Sometimes a room is much more than functional. Many rooms are mundane and practical, but some perform a much more important purpose. They’re inspiring or comforting, helping people to be their best selves. These are the rooms that make history.

We’ve looked through the window at some of these rooms. Whether they provide inspiration for music, writing, technology or art, we’re sure you’ll be familiar with something that began in one of these symbolic rooms. So, what do they look like? Peek through the windows below.

illustration of the interior of Steve Job's living room

Who: Steve Jobs

Where: 1982 Living Room, Los Gatos, California

What: The rise of Apple

Known for his minimalism, here’s a glimpse of Steve Jobs’ living room. Despite being a multi-millionaire at the time, you’ll notice there isn’t a great deal in his room. Furniture? Who needs it. A cup of tea, a light and some music are all he needed for inspiration.

Illustration of the inside of Frida Kahlo's studio

Who: Frida Kahlo

Where: Casa Azul, Coyoacan, Mexico

What: The Art Studio where Frida created many of her masterpieces and recovered from her horrific injuries.

Frida always returned to her family home, Casa Azul. In fact, she was born and died there. Her home, and particularly her art studio, had a huge influence on her creative work.

Illustration of John and Yoko's bedroom

Who: John Lennon & Yoko Ono

Where: Room 1742 Fairmont, The Queen Elizabeth Hotel, Montreal

What: The 2nd ‘Bed-In for Peace’ location, where ‘Give Peace a Chance’ was written and recorded

After a visit from a Toronto rabbi during their second bed in for peace, John and Yoko developed their lyrics for ‘Give Peace a Chance’. They recorded the track in this room, featuring many other personalities who supported their plight for peace.

Illustration of Roald Dahl's writing hut

Who: Roald Dahl

Where: Writing Hut, Garden

What: The room where he penned many of his later books

Roald Dahl’s writing hut was fundamental to his work. Inspired by Dylan Thomas’ Welsh writing shed, and constructed by a friend, Dahl would spend his days writing in his custom-built environment. Alterations were made for comfort, to aid his writing processes and free him of any unwanted distractions.

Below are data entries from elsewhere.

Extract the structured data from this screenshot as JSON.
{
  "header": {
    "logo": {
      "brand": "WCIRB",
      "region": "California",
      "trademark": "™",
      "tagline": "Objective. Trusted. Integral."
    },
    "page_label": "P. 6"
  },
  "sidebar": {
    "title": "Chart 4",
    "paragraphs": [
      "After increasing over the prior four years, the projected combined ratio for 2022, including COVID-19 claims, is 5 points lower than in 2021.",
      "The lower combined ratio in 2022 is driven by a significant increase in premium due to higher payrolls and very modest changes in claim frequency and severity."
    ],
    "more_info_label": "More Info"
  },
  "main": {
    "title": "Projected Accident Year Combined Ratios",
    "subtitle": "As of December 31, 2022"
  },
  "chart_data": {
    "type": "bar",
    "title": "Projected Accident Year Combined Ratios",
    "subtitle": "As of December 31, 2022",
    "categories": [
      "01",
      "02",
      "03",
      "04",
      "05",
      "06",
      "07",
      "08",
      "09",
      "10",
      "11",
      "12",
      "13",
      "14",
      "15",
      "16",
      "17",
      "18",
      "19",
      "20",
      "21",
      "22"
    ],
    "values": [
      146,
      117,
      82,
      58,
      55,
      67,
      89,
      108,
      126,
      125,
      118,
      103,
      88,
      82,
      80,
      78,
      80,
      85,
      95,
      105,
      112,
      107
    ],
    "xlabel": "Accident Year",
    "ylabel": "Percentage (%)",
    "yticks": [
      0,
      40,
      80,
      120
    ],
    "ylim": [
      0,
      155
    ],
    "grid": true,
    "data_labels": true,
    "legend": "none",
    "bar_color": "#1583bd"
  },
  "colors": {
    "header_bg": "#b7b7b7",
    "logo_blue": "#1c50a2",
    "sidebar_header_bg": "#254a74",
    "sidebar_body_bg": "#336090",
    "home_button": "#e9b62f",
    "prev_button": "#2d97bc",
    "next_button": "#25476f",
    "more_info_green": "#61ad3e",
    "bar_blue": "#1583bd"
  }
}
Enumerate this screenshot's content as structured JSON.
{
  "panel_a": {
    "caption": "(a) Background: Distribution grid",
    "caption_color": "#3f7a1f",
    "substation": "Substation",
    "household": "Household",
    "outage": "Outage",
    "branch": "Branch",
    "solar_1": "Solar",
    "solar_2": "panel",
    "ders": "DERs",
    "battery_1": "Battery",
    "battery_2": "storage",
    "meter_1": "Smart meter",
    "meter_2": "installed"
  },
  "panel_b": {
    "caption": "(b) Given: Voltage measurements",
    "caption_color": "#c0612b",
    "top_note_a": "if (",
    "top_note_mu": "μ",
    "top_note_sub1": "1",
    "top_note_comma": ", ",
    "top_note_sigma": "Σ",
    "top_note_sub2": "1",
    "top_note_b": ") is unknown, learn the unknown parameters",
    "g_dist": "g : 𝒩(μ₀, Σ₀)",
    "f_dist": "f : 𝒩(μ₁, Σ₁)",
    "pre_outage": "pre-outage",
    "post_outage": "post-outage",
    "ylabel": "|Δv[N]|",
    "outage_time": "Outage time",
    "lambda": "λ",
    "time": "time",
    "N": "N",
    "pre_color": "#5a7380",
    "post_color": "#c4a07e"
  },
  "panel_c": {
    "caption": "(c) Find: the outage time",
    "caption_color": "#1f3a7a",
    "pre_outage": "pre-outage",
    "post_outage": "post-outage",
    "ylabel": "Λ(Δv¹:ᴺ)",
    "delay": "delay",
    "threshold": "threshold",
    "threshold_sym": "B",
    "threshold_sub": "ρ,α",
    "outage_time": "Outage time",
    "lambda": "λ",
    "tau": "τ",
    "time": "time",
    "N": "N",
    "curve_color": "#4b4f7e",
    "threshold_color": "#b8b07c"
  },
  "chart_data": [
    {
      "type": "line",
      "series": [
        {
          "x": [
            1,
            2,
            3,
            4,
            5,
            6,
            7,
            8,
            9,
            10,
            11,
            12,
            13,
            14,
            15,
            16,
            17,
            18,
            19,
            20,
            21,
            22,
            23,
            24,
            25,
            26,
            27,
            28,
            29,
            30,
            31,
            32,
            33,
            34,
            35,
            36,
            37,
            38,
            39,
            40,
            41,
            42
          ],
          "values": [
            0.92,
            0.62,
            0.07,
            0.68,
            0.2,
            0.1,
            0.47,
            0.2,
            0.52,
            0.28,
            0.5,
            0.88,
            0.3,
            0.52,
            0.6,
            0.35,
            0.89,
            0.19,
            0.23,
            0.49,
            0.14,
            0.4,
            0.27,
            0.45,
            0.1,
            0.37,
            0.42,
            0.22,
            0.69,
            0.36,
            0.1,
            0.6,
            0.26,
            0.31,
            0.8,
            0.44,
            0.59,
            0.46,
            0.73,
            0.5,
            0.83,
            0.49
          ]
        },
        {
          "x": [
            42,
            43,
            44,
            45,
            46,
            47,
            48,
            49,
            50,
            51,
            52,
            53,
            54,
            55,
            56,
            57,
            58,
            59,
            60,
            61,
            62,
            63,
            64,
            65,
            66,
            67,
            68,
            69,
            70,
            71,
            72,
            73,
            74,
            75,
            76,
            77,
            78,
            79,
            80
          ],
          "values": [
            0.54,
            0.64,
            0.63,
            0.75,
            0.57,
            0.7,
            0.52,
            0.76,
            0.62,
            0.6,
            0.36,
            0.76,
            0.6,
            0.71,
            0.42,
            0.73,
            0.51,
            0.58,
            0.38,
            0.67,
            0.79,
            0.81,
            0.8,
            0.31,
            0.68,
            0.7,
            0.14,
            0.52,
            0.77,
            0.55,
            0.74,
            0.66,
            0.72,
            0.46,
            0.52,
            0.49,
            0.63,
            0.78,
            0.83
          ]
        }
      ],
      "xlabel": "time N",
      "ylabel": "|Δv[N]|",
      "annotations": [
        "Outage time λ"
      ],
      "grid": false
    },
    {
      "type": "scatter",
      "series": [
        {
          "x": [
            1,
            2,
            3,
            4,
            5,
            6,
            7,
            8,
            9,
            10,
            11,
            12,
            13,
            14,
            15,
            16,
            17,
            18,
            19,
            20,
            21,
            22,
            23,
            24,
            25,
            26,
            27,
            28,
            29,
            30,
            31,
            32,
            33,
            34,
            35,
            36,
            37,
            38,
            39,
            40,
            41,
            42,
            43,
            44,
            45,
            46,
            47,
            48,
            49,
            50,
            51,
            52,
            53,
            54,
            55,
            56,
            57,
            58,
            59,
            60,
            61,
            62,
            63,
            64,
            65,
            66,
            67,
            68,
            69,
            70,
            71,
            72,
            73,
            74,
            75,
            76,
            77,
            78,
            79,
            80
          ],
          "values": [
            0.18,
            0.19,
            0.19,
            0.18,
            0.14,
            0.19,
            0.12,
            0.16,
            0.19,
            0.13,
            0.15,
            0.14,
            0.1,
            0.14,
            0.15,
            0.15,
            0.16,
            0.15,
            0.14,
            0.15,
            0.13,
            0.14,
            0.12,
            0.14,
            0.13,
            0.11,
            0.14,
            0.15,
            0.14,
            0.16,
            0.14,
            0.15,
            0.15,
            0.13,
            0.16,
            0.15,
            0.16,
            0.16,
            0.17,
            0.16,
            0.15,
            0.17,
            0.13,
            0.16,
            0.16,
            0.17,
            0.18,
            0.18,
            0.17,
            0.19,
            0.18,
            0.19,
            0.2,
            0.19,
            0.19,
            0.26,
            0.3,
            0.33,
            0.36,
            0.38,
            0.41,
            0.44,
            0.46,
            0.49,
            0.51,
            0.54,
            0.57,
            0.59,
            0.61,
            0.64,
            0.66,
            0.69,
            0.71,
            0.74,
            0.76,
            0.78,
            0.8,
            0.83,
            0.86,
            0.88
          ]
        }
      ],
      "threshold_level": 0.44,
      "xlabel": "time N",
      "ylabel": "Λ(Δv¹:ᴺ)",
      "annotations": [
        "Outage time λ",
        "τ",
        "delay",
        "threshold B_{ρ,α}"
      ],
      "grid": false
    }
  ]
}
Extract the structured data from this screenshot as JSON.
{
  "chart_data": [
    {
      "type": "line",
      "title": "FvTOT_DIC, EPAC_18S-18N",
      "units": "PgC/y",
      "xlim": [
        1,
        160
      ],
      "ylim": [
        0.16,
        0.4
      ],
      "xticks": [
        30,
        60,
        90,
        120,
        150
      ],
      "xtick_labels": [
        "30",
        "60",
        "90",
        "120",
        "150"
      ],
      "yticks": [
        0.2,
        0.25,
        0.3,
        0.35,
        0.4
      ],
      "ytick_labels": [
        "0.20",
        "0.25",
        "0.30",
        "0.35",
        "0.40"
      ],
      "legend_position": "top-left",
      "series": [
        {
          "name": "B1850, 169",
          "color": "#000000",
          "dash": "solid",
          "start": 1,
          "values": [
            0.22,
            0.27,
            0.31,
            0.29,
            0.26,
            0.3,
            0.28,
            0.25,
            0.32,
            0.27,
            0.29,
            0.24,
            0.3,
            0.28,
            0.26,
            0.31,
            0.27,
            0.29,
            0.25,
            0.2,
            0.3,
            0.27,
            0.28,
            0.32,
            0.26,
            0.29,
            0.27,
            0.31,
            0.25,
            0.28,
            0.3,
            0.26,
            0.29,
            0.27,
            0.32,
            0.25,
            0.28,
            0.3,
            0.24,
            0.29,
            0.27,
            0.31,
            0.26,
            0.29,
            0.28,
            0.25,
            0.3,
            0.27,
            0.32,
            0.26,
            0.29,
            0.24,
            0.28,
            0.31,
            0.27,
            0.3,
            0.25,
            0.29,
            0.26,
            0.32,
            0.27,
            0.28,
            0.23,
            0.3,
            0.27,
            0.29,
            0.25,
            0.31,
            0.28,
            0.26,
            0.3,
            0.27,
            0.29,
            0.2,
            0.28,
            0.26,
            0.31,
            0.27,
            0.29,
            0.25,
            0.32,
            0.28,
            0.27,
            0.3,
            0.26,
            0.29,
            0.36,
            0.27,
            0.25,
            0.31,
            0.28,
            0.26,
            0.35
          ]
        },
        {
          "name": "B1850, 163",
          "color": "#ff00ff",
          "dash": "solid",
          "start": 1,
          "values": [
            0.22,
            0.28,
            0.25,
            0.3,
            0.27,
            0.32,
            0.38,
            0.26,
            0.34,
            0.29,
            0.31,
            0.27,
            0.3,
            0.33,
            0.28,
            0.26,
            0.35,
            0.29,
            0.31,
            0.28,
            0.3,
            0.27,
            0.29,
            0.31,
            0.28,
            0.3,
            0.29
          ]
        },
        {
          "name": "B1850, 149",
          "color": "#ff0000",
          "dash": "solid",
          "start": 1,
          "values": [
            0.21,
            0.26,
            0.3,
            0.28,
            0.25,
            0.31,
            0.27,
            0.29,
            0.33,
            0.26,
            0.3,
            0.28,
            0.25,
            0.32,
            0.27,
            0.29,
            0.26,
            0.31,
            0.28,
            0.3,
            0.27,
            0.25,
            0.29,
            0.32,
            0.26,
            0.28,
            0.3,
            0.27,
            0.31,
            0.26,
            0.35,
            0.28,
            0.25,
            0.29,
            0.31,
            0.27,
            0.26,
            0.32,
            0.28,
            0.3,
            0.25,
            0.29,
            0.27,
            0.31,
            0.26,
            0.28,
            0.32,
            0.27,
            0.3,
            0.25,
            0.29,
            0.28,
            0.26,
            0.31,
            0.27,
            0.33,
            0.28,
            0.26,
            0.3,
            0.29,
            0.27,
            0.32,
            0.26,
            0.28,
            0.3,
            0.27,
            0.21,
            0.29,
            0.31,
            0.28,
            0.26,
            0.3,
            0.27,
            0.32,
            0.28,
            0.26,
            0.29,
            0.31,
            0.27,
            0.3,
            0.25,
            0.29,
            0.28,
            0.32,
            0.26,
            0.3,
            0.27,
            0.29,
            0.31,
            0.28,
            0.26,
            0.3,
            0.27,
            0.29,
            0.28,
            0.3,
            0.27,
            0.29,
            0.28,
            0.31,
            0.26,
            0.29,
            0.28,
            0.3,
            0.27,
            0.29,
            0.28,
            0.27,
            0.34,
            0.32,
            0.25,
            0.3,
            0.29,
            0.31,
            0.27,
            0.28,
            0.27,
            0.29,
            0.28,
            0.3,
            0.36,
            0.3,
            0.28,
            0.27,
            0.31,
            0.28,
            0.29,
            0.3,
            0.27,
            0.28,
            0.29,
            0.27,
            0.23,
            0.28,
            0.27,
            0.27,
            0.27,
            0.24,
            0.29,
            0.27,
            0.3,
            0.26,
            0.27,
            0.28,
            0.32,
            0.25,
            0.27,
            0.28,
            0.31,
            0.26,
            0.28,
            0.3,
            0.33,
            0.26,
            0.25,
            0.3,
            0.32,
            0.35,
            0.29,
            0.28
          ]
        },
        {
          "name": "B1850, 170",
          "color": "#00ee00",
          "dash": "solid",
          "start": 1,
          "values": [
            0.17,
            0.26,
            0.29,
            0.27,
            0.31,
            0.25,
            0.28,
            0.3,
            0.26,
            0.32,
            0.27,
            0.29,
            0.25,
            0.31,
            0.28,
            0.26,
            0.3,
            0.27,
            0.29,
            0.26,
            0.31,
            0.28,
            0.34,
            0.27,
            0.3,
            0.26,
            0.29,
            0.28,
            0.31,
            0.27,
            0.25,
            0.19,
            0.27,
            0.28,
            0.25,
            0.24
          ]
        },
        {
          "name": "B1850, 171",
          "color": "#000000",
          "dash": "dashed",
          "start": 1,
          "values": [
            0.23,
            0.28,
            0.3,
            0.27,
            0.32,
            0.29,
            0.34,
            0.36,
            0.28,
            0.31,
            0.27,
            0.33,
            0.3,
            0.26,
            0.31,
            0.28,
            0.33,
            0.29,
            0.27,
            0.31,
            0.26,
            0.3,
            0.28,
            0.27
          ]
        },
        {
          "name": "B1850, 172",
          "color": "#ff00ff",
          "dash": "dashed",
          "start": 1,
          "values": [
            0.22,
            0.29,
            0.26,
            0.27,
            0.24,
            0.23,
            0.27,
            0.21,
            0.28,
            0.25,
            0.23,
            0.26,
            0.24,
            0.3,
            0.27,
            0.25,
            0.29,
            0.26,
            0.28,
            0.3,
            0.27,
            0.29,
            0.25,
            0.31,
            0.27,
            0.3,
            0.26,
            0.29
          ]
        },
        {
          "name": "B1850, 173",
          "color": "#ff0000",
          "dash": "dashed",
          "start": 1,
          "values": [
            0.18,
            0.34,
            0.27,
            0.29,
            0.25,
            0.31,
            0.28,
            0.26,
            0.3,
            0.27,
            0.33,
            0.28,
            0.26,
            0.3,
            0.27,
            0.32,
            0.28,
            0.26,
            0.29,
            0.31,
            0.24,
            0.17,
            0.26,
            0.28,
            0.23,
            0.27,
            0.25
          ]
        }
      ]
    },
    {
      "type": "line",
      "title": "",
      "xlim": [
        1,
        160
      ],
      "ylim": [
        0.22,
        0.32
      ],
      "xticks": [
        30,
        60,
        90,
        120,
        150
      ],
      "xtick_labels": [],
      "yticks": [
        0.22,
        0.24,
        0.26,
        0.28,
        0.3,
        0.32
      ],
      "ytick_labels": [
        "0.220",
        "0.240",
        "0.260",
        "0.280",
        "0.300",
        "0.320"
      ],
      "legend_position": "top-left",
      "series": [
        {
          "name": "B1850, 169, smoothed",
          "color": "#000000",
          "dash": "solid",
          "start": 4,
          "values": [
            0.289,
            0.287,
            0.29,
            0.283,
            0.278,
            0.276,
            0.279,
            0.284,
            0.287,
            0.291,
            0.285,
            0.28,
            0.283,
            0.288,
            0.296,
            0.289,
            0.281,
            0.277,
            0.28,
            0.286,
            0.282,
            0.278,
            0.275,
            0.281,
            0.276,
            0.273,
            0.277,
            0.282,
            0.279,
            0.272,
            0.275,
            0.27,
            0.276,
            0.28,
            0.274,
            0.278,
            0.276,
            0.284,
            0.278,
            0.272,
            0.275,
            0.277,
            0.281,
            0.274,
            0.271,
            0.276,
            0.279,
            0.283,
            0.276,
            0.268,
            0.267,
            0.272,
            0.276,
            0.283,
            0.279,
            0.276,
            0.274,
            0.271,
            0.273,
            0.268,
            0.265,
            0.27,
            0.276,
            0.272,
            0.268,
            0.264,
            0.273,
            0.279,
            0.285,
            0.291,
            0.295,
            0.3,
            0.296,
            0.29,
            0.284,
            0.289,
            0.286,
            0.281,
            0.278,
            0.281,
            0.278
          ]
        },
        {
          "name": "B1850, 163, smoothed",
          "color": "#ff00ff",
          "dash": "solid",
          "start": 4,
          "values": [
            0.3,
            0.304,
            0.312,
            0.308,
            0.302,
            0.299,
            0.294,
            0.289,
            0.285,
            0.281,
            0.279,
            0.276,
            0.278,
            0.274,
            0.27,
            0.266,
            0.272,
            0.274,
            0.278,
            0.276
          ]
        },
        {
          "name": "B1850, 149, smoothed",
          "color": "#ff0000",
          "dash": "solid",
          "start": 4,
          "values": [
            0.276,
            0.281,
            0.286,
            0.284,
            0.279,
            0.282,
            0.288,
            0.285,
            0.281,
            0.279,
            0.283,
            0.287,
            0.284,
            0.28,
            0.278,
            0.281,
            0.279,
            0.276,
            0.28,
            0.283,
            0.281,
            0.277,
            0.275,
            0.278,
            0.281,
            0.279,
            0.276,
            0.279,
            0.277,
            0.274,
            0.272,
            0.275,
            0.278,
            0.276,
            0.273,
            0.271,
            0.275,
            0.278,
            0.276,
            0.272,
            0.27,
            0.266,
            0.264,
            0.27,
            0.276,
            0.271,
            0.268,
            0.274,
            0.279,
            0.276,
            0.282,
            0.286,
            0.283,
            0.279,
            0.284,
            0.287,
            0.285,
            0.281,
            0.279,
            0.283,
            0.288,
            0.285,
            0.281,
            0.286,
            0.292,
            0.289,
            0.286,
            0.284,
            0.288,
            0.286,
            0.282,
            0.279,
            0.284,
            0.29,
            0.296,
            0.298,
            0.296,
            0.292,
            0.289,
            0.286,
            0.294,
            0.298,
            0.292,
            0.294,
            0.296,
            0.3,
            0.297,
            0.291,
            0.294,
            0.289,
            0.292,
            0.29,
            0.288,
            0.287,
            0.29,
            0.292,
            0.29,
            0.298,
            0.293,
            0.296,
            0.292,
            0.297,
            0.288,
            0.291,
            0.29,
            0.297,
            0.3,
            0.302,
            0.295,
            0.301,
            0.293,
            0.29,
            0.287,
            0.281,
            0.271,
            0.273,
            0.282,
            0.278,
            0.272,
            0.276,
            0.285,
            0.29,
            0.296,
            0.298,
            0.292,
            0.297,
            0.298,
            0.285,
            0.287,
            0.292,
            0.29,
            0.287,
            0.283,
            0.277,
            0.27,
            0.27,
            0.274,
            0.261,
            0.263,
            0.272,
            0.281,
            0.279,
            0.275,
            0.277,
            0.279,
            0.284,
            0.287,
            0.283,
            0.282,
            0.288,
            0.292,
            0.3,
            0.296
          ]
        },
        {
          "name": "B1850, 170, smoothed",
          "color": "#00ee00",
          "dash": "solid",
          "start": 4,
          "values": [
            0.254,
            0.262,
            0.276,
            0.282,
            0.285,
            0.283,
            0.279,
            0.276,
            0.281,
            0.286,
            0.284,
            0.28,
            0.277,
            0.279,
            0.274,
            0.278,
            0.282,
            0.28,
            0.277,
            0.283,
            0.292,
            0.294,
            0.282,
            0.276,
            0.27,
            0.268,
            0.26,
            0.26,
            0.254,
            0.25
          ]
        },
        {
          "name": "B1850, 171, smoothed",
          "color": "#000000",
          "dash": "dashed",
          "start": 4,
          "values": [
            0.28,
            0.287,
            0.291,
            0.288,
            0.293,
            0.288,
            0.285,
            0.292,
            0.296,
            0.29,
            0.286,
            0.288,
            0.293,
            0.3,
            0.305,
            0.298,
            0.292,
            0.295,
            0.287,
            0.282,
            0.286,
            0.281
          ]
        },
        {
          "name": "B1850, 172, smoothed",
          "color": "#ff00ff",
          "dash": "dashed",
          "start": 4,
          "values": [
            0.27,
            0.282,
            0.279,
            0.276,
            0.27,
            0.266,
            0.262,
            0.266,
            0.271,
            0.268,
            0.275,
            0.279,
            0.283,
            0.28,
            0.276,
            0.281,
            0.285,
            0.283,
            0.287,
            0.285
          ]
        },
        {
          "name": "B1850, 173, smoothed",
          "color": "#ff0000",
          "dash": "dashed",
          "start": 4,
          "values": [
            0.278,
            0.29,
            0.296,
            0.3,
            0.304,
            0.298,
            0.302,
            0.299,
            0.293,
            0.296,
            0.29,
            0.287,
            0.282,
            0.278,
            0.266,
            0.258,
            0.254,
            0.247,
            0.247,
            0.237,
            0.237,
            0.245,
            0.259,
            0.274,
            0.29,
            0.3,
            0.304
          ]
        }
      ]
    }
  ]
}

Illustration of Ernest Hemmingway's home study

Who: Ernest Hemingway

Where: Home Study, Key West, Florida

What: Hemingway worked on the following novels in this study: Death in the Afternoon, Green Hills of Africa, To Have and Have Not, For Whom the Bell Tolls

Hemingway worked in his home study from 6am until noon, to help him avoid the stifling Floridian heat and humidity. Filled with treasured antiques and his trusty typewriter, this inspiring environment was obviously a great creative aid.

Illustration of Dylan Thomas' writing shed

Who: Dylan Thomas

Where: Writing Shed, near the Boathouse, Laugharne, Wales

What: Thomas wrote some of his most famous works here, including the poem ‘Over Sir John’s Hill’ which describes his view from the shed.

This cliff top shed had inspiring views; perfect for getting those creative juices flowing. Whilst living in the Boathouse, Thomas would retreat to his shed to write. Everything could be seen from here; from beauty and life, to death and tragedy, which all fostered creativity.